A scene from the Argyle students’ remake of Cyndi Lauper’s "Girls Just Wanna Have Fun" video, with Grade 10 student Iman Kasim-Parkinson in the role of Lauper. | Argyle Secondary DMA
By Jane Seyd, North Shore News.
A bright, bubbly confection that first hit the airwaves during the age of big hair, huge hoop earrings and some sizable plastic sunglasses will take on a new life this week as Argyle Secondary drama and digital media academy students air their remake of the 1980s music video "Girls Just Wanna Have Fun" as part of the high school’s film festival.
The remake of 40-year-old pop video by singer Cyndi Lauper carries on a theme of '80s remakes started last year, when Argyle students remade the classic Michael Jackson Thriller video.
Digital media academy teacher Chris Miller said surprisingly, '80s music has a fan base among today’s teenagers. “It’s light and it’s energetic,” he said. “It’s a time different to what their experience is,” that still speaks to teens today.
“They are so just so bright and colourful and shiny and fun.”
That’s certainly true for Iman Kasim-Parkinson, the 15-year-old Grade 10 Argyle student who led the video remake and stars as the Cyndi Lauper character.
“I’ve always really loved '80s music,” she said.
Music and music videos were more experimental in that era, she said. “Nowadays, I feel like so many people do such similar things and just try to conform to what society expects.”
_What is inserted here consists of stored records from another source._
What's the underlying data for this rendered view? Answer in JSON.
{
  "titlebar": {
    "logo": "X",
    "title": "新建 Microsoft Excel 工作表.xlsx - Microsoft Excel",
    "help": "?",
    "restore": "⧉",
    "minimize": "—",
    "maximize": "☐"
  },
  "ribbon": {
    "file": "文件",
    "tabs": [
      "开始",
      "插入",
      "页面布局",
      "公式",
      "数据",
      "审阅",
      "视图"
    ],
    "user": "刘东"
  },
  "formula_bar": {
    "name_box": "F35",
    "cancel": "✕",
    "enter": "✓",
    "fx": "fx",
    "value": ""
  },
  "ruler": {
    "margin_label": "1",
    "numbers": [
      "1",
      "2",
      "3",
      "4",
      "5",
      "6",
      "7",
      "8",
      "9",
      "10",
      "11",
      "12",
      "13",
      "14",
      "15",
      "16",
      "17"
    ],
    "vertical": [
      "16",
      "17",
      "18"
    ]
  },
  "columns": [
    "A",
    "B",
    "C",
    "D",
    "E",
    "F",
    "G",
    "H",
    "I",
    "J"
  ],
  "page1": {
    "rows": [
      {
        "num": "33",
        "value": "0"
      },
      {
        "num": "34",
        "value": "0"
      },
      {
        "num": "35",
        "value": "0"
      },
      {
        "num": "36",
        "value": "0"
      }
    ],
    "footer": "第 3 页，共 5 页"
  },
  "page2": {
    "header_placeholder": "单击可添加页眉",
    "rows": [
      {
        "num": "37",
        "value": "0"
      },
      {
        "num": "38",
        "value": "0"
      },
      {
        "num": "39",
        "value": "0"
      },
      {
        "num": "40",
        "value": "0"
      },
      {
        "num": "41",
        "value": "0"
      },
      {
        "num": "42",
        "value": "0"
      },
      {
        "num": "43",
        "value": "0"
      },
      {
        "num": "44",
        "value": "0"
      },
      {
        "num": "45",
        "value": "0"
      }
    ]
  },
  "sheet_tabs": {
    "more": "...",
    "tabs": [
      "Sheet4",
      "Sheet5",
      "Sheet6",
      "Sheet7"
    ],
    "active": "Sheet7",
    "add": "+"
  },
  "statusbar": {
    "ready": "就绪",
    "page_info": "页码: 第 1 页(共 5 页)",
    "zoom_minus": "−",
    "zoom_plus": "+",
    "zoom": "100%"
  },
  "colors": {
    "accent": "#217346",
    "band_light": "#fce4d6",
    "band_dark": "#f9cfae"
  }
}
Lauper’s message – that it’s OK to spread some joy and lighten up in a sombre world of expectation – is still one that resonates today, said Kasim-Parkinson.
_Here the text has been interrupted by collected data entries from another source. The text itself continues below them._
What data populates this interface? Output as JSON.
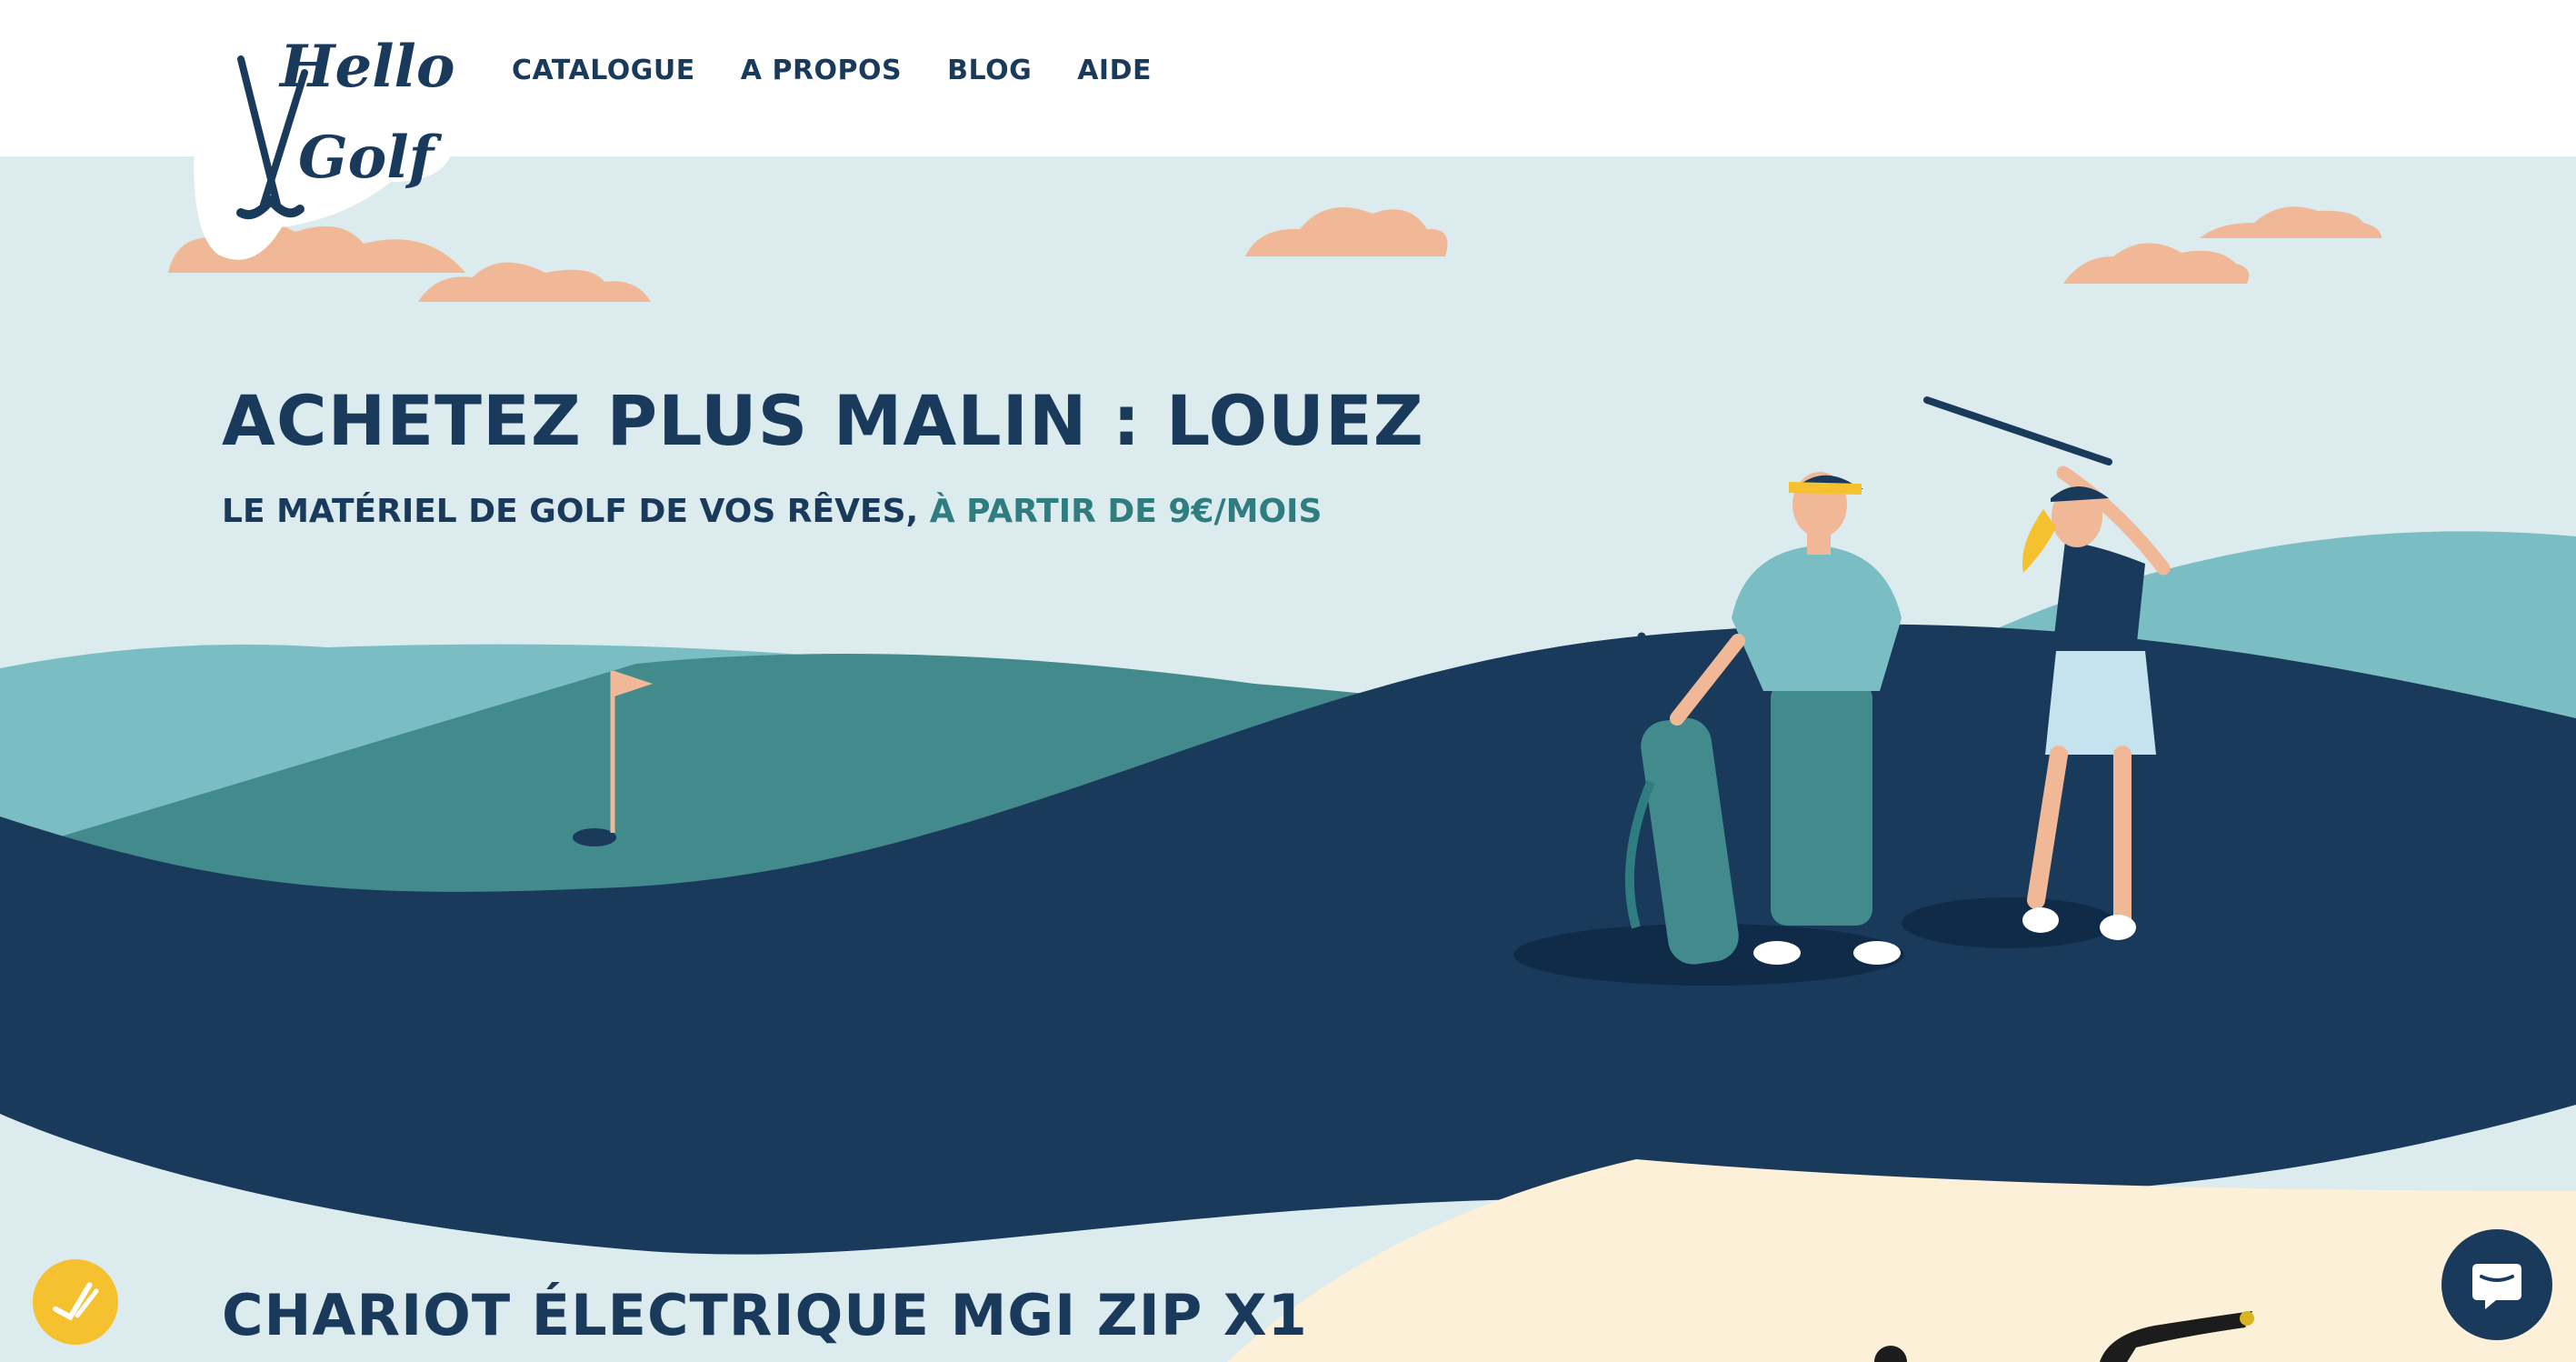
{
  "logo": {
    "line1": "Hello",
    "line2": "Golf"
  },
  "nav": {
    "items": [
      "CATALOGUE",
      "A PROPOS",
      "BLOG",
      "AIDE"
    ]
  },
  "hero": {
    "title": "ACHETEZ PLUS MALIN : LOUEZ",
    "subtitle": "LE MATÉRIEL DE GOLF DE VOS RÊVES,",
    "subtitle_highlight": "À PARTIR DE 9€/MOIS"
  },
  "product": {
    "title": "CHARIOT ÉLECTRIQUE MGI ZIP X1"
  },
  "colors": {
    "navy": "#1a3a5c",
    "teal": "#2f7d80",
    "sky": "#dcebee",
    "cloud": "#f0b896",
    "sand": "#fdf0d8",
    "badge": "#f6c12e"
  },
  "icons": {
    "badge": "checkmark-badge-icon",
    "chat": "chat-bubble-icon"
  }
}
“I think her dressing up in all those crazy outfits, it’s all those colours was her way of sharing who she is with the world and trying to get that message across about being yourself and being proud of who you are.”
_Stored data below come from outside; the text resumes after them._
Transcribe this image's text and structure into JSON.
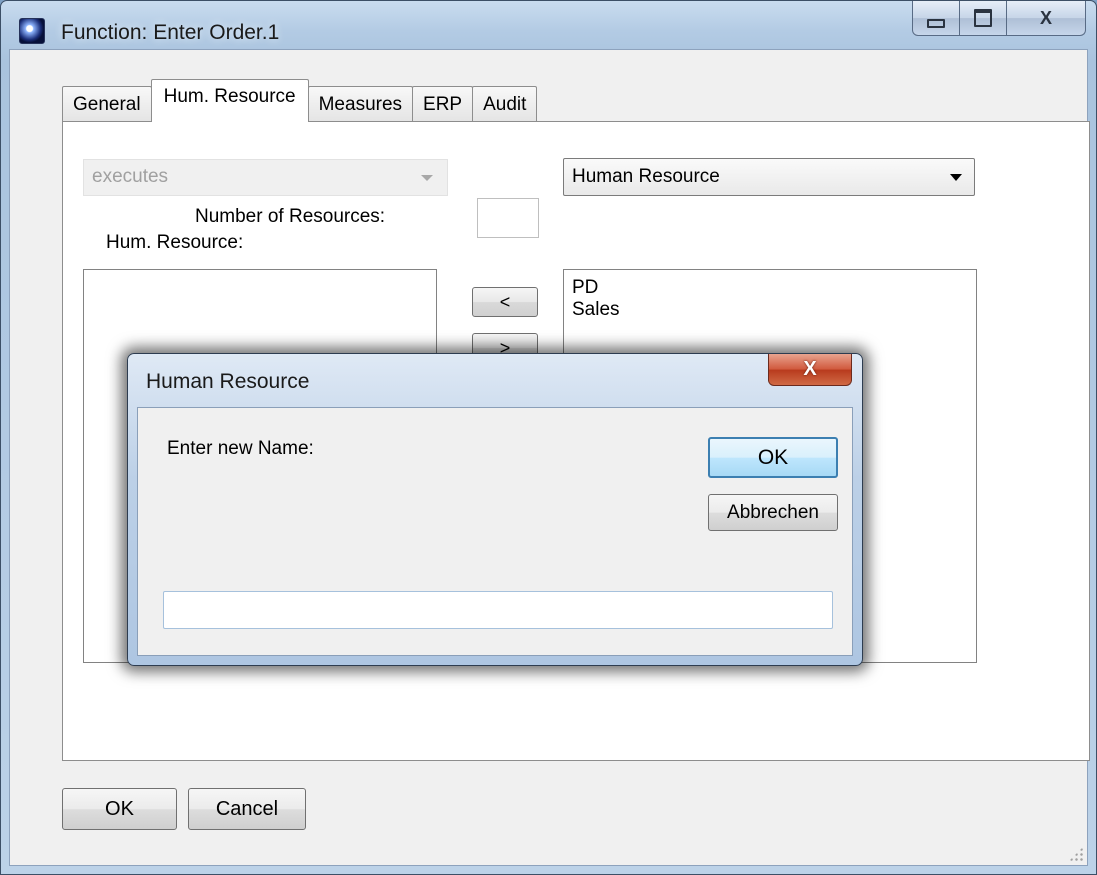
{
  "window": {
    "title": "Function: Enter Order.1",
    "icon": "app-icon",
    "controls": {
      "minimize": "minimize-icon",
      "maximize": "maximize-icon",
      "close": "X"
    }
  },
  "tabs": [
    {
      "label": "General",
      "active": false
    },
    {
      "label": "Hum. Resource",
      "active": true
    },
    {
      "label": "Measures",
      "active": false
    },
    {
      "label": "ERP",
      "active": false
    },
    {
      "label": "Audit",
      "active": false
    }
  ],
  "panel": {
    "relation_combo": {
      "value": "executes",
      "enabled": false
    },
    "number_of_resources_label": "Number of Resources:",
    "number_of_resources_value": "",
    "hum_resource_label": "Hum. Resource:",
    "type_combo": {
      "value": "Human Resource"
    },
    "assigned_list": [],
    "available_list": [
      "PD",
      "Sales"
    ],
    "move_left_label": "<",
    "move_right_label": ">"
  },
  "footer": {
    "ok_label": "OK",
    "cancel_label": "Cancel"
  },
  "dialog": {
    "title": "Human Resource",
    "close_label": "X",
    "prompt": "Enter new Name:",
    "ok_label": "OK",
    "cancel_label": "Abbrechen",
    "name_value": "",
    "name_placeholder": ""
  },
  "colors": {
    "window_frame": "#b3cbe4",
    "client_bg": "#f0f0f0",
    "dialog_close": "#c8472a",
    "default_button_border": "#3c7fb1"
  }
}
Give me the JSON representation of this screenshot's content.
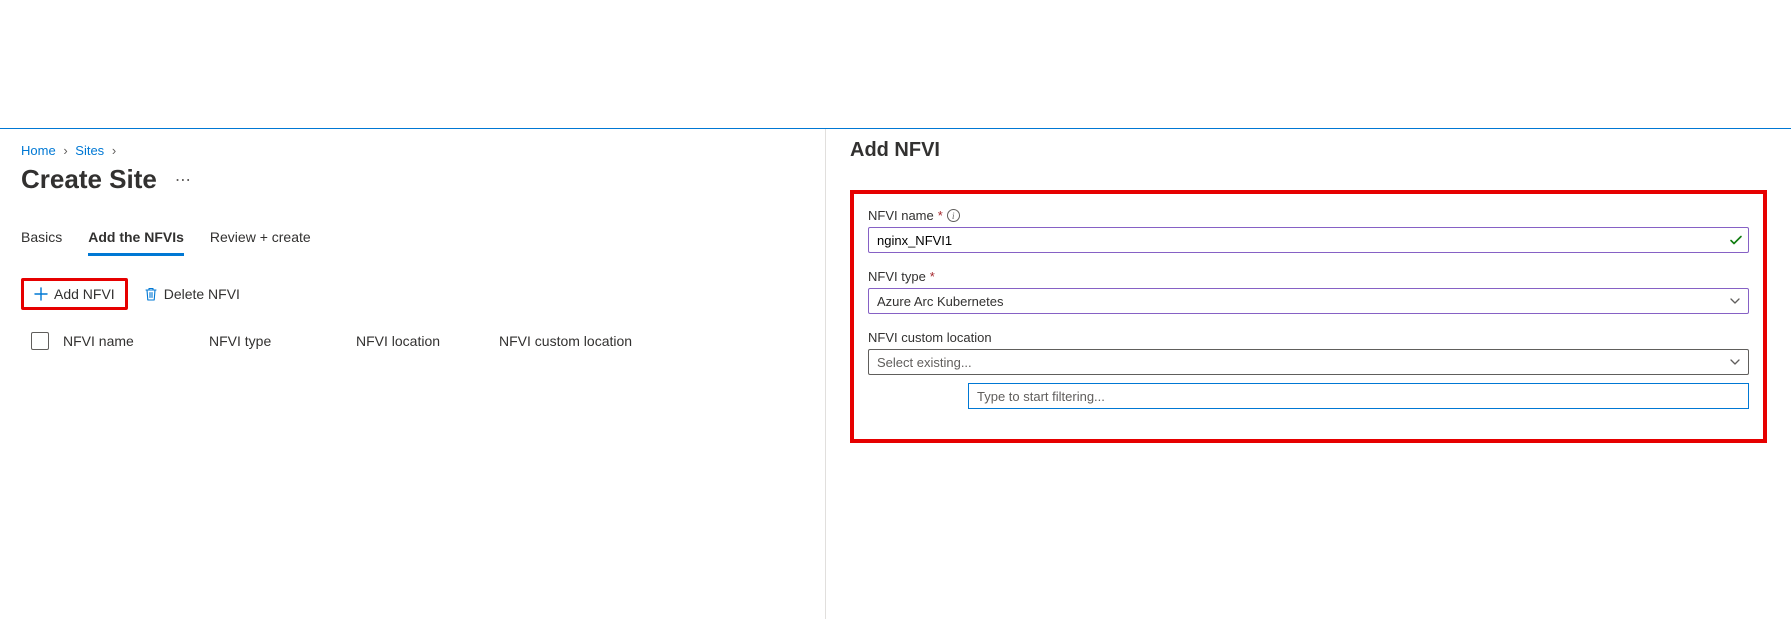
{
  "breadcrumb": {
    "home": "Home",
    "sites": "Sites"
  },
  "title": "Create Site",
  "tabs": {
    "basics": "Basics",
    "add_nfvis": "Add the NFVIs",
    "review": "Review + create"
  },
  "toolbar": {
    "add": "Add NFVI",
    "delete": "Delete NFVI"
  },
  "table": {
    "col_name": "NFVI name",
    "col_type": "NFVI type",
    "col_location": "NFVI location",
    "col_custom": "NFVI custom location"
  },
  "panel": {
    "title": "Add NFVI",
    "name_label": "NFVI name",
    "name_value": "nginx_NFVI1",
    "type_label": "NFVI type",
    "type_value": "Azure Arc Kubernetes",
    "custom_label": "NFVI custom location",
    "custom_value": "Select existing...",
    "filter_placeholder": "Type to start filtering..."
  }
}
Kassim-Parkinson said she didn’t have too much trouble recruiting fellow students to be part of the dancing conga line around the school, and even managed to convince two teachers, Chelsea Uphoff and Jon Ramsay, to play the roles of Lauper’s mother and father in the video.
She was also able to tap the school’s theatre department and Miller’s own collection of 1980s memorabilia for touches like a flamingo sweatshirt and Duran Duran poster.
The "Girls Just Wanna Have Fun" video, and another 80s video remake of one-hit wonder "Turn Up the Radio," will lighten the mood among some more serious offerings at the school’s film festival, which takes place starting at 6 p.m. each night this week, beginning Monday, May 6 and continuing through to Friday, May 10. Tickets for the festival can be purchased online through the school’s drama department.
Between 18 and 20 short films will be shown, said Miller, with films ranging from a video produced by students for an eco-tourism company using footage shot by the company in Morocco, animated shorts and stop motion film about an international immigrant learning to navigate life in a new country.
The key element linking the films is they have to tell a story with not much space to tell it, said Miller of the original short films, which have all been written, directed, acted and edited by Argyle students.